That is not where this story started, though, as it actually began months earlier with a deep grief moving into my bones so quietly I did not realize it was living there.
My name is Gwen Parker and I am fifty two years old with a son named Hudson and a daughter named Paige who are both grown and living on their own.
Both of my children are decent people, which is a blessing I did not appreciate enough until I found myself surrounded by individuals who were quite the opposite.
For most of my life, I believed I had something ordinary and steady because I was not glamorous and I did not have a dramatic marriage.
I married Russell when I was thirty years old because he was stable and polite in public, so I never questioned what sat underneath his mask of a dependable man.
We built a life in the quiet suburbs of Ohio while living in a corporate townhouse tied to the regional construction supplier where Russell worked as a senior manager.
It was not our dream home, but it was practical with low rent and enough room for the four of us to live comfortably.
Russell was an only child, and his parents made it clear from the beginning that they considered our life temporary until we eventually folded ourselves into theirs.
His mother, Brenda, liked to call herself direct while his father, Don, liked to call himself traditional, but the truth was that they were simply selfish people.
For many years, life moved in a straight line as the children grew and we talked sometimes about buying our own place.
Russell always said there was no point when his parents had a perfectly good house and expected us to live with them eventually anyway.

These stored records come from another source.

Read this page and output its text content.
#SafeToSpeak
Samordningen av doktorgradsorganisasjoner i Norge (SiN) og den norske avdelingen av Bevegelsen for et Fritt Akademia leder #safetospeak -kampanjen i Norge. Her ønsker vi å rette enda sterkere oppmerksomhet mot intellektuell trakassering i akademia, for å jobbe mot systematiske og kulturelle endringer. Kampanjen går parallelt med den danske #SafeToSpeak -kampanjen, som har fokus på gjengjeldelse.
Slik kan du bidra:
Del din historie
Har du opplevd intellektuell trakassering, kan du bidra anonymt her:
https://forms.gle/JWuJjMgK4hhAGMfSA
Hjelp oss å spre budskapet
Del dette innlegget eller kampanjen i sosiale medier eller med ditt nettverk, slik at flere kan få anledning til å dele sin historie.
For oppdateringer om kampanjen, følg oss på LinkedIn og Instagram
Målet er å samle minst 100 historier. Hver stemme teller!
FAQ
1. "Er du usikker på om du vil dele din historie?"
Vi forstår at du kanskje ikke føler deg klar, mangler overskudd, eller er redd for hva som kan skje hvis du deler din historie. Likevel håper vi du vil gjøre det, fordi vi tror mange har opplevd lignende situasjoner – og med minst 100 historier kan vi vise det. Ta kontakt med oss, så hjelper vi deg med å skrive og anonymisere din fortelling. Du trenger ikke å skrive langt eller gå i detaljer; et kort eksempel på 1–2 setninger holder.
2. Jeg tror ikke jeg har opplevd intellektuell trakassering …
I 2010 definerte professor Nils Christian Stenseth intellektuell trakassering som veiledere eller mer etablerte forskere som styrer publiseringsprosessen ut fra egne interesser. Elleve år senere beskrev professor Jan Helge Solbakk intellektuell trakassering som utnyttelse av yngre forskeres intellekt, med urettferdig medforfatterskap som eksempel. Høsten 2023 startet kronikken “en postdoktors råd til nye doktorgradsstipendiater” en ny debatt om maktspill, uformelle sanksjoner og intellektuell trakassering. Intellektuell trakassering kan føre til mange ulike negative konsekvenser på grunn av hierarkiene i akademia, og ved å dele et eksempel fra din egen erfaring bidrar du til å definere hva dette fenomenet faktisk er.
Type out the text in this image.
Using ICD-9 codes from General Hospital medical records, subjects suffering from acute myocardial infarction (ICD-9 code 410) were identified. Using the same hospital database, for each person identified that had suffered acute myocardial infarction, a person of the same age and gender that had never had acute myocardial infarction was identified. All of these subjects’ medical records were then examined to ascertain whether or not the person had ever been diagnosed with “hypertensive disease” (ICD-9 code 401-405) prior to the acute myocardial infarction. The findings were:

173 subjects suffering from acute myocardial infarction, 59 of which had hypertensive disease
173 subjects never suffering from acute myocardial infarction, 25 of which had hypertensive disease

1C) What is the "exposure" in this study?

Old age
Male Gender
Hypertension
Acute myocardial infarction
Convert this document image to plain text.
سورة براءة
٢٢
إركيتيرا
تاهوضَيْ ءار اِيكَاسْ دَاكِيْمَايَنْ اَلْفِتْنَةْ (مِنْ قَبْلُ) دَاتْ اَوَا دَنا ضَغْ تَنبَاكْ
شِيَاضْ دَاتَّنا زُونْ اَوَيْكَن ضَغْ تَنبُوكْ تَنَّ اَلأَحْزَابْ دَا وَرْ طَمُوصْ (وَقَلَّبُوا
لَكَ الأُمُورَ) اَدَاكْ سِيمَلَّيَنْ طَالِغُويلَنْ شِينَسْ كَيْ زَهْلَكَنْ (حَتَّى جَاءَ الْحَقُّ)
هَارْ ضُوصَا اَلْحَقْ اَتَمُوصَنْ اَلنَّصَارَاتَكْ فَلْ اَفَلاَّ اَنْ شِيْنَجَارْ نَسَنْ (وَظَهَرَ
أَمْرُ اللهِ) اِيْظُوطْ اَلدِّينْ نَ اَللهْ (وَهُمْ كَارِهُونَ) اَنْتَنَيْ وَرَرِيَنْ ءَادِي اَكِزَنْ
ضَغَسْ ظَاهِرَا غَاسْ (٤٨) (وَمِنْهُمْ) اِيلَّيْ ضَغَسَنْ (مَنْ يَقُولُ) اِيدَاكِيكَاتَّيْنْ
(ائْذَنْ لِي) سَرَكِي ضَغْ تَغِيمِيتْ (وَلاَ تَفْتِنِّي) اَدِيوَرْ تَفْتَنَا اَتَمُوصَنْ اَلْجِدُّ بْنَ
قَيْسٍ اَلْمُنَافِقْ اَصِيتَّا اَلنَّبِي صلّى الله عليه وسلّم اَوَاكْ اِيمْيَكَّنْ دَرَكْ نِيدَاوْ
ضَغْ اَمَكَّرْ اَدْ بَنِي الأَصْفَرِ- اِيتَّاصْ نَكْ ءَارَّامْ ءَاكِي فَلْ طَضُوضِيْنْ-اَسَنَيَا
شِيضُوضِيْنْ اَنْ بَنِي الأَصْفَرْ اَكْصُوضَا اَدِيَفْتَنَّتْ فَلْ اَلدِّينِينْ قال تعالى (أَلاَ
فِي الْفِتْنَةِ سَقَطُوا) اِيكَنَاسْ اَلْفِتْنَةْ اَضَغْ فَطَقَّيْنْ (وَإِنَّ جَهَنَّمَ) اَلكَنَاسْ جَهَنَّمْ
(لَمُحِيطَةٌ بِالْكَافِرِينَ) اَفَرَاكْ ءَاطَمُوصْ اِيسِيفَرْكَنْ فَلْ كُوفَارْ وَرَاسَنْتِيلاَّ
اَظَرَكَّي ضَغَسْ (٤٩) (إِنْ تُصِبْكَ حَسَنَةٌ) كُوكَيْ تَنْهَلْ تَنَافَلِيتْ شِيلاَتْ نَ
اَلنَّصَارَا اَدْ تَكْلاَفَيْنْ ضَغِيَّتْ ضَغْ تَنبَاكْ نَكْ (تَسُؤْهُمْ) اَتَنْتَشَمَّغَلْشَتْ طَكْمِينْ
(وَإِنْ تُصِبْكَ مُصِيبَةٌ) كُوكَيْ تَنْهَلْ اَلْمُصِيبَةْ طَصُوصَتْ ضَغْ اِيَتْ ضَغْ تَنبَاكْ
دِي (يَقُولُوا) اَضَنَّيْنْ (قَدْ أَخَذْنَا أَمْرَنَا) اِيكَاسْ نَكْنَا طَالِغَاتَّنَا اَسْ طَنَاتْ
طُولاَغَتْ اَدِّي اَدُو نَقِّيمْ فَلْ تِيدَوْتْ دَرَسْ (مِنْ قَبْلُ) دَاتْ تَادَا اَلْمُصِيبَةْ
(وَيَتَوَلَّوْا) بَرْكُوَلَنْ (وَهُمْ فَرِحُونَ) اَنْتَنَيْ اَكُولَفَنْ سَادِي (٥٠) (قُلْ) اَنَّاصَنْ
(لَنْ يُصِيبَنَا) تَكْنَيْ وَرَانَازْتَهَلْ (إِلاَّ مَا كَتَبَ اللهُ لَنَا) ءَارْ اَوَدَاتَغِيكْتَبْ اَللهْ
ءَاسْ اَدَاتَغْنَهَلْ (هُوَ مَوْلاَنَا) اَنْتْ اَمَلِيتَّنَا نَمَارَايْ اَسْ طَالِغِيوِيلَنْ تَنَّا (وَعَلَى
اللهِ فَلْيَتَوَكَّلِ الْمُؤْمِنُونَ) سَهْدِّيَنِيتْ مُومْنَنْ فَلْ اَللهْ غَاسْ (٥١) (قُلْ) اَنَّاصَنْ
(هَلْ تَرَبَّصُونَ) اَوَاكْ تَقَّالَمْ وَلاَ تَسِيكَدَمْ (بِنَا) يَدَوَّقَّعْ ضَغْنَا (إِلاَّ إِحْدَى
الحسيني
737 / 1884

I did not love that idea, but I did not fight hard enough either because at the time I thought compromise was the same thing as peace.
I know better now after everything that has happened to me.
My parents lived forty minutes away in the split level house where my brother and I grew up, which featured cedar siding that had faded to silver over many years.
It was a modest home with a dogwood near the driveway and a line of lilacs along the back fence that smelled like heaven in the spring.
The kitchen had yellowed vinyl flooring that my mother always meant to replace, and the upstairs bathroom door always stuck when the weather became humid.
It was not a fancy house by any means, but it was the only place that truly felt like home to me.